Clay Shirky sees the peak of higher education

Bryan Alexander 2014-01-30

ImageIn a recent blog post Clay Shirky argues that higher education’s economic model has broken.  Shirky offers the title “The End of Higher Education’s Golden Age”, describing a fine past (roughly 1950-1975) and its decline by degrees (1975-2004).

I made a similar argument last year, but let’s dig into his piece before returning to mine.

First, Shirky analyzes the average, mainstream students, not the elite.  Which is unusual, unfortunately:

The students enrolled in places like CCSF (or Houston Community College, or Miami Dade) are sometimes called non-traditional, but this label is itself a holdover from another era, when residential colleges for teenage learners were still the norm. After the massive expansion of higher education into job training, the promising 18-year-old who goes straight to a residential college is now the odd one out.

Institutions were once able to support these students, plus the old-school ones.  How?  Shirky sees a fine past fueled by economic growth and political support  Both of those were then shocked by the 1970s:

The Vietnam war ended, removing “not getting shot at” as a reason to enroll. The draft ended too, reducing the ranks of future GIs, while the GI bill was altered to shift new costs onto former soldiers.

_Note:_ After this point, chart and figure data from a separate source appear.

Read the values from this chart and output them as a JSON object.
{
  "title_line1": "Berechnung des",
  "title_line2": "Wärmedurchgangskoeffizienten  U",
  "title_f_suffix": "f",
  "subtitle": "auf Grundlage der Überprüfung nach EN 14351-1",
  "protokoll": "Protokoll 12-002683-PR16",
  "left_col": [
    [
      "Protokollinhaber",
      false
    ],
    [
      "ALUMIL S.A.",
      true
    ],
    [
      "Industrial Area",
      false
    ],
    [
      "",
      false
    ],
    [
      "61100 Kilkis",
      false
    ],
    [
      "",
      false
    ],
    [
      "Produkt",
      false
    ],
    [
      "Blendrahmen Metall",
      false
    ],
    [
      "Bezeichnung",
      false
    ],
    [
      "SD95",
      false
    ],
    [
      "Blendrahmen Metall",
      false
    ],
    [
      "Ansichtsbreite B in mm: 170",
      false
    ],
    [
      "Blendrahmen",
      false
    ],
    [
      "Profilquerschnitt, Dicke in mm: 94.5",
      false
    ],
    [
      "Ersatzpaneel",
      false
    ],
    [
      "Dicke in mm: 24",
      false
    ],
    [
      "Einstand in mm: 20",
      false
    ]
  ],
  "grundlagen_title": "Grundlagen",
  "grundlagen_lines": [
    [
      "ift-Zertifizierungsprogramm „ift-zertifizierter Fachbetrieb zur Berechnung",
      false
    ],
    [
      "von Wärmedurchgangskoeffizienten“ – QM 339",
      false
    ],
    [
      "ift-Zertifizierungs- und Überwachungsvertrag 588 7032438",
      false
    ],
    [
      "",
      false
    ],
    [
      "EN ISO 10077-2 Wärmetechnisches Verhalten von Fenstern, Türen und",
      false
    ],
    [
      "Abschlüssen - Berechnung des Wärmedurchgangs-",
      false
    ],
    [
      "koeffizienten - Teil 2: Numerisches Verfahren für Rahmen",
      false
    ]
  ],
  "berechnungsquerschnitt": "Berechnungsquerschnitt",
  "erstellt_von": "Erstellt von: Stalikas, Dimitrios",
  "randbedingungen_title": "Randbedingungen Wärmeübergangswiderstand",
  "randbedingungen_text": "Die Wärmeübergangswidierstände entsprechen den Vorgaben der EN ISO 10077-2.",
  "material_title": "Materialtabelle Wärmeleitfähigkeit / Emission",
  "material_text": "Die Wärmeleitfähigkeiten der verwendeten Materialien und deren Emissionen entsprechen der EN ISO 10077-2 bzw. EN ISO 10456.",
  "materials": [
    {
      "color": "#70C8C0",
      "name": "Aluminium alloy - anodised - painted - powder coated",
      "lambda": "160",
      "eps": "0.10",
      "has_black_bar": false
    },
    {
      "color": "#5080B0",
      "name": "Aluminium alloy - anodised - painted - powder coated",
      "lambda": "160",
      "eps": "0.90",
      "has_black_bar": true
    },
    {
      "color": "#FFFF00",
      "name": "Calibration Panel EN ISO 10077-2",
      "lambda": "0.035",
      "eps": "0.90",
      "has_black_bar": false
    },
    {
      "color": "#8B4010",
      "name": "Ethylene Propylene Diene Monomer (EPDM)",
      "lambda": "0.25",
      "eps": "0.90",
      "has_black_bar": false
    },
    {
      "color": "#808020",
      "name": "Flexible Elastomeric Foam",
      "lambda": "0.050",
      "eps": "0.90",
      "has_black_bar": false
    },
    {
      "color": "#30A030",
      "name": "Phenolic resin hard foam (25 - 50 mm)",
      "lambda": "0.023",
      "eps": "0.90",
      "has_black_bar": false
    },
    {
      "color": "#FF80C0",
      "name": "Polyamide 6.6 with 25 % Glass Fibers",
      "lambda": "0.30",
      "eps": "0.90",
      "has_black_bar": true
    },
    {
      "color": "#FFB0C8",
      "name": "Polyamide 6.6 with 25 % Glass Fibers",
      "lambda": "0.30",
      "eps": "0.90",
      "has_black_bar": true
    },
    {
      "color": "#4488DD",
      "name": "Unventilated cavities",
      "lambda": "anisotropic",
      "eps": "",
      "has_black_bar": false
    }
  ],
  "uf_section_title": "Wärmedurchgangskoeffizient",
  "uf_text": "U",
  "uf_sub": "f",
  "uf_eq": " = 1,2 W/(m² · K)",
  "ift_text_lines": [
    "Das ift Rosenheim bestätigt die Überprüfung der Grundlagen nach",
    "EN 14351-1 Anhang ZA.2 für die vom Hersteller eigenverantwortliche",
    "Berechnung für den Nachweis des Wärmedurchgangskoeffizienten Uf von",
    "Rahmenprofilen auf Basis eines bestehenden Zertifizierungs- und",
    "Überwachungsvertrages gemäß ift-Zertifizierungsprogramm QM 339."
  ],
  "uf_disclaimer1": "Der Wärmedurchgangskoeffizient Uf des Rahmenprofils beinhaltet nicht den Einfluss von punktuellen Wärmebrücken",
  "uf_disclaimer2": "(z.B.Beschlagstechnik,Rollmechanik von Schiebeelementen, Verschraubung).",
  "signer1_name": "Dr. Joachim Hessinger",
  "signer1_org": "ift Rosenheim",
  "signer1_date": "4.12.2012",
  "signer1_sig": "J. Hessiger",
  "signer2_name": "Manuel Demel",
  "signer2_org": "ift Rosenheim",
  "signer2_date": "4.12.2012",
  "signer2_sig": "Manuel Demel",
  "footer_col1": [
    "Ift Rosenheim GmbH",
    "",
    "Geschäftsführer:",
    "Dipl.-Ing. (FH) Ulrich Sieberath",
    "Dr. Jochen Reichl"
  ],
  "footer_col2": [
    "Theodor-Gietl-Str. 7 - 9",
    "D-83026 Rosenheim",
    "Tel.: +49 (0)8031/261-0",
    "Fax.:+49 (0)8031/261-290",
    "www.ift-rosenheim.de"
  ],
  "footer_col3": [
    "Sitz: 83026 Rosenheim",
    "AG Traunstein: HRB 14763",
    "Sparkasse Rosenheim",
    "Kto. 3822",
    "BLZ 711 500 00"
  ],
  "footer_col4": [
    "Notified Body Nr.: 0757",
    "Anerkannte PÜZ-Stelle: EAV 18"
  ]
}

During the oil shock and subsequent recession, demand for education shrank for the first time since 1945, and states began persistently reducing the proportion of tax dollars going to higher education, eventually cutting the previous increase in half. Rising costs and falling subsidies have driven average tuition up over 1000% since the 1970s.

And how did academia respond?  ”Golden Age economics ended. Golden Age assumptions did not.”  We shifted from tenure to adjuncts, boosted tuition and ballooned debts.  Shirky is quite acidic on this score.

Meanwhile, “The value of our core product—the Bachelor’s degree—has fallen in every year since 2000, while tuition continues to increase faster than inflation.”  But this isn’t a bubble, according to Shirky, because demand remains high: ”It’s the massive demand for education, which our existing institutions are increasingly unable to handle. That demand will go somewhere.”

What is to be done?  Again, Shirky is bleak, starting with tax support – this is worth reading in full:

Many of my colleagues believe that if we just explain our plight clearly enough, legislators will come to their senses and give us enough money to save us from painful restructuring. I’ve never seen anyone explain why this argument will be persuasive, and we are nearing the 40th year in which similar pleas have failed, but “Someday the government will give us lots of money” remains in circulation, largely because contemplating our future without that faith is so bleak.

Ouch.  In fact, Shirky does not offer an option – importantly, he doesn’t talk up MOOCs.  He concludes instead by urging academics – well, tenured faculty and administrators – to “abandon any hope of restoring the Golden Age.”  It’s time for a new mode of higher ed.

This argument feels very familiar to me. Last fall I made a related argument, floating the idea that we had just passed peak higher education.

My point is related, but different. I also hit the college finance problem, the crisis over education’s value, the change from tenure to adjuncthood.   I dove more deeply into the social context, drawing out demographics and other economic factors.  I also pulled out some details of college reactions, from recruitment to finance details.

All of which is to say: maybe there’s a rising model, maybe heading to consensus. that higher ed has reached a major crisis point.  If so, we have to start futuring in earnest.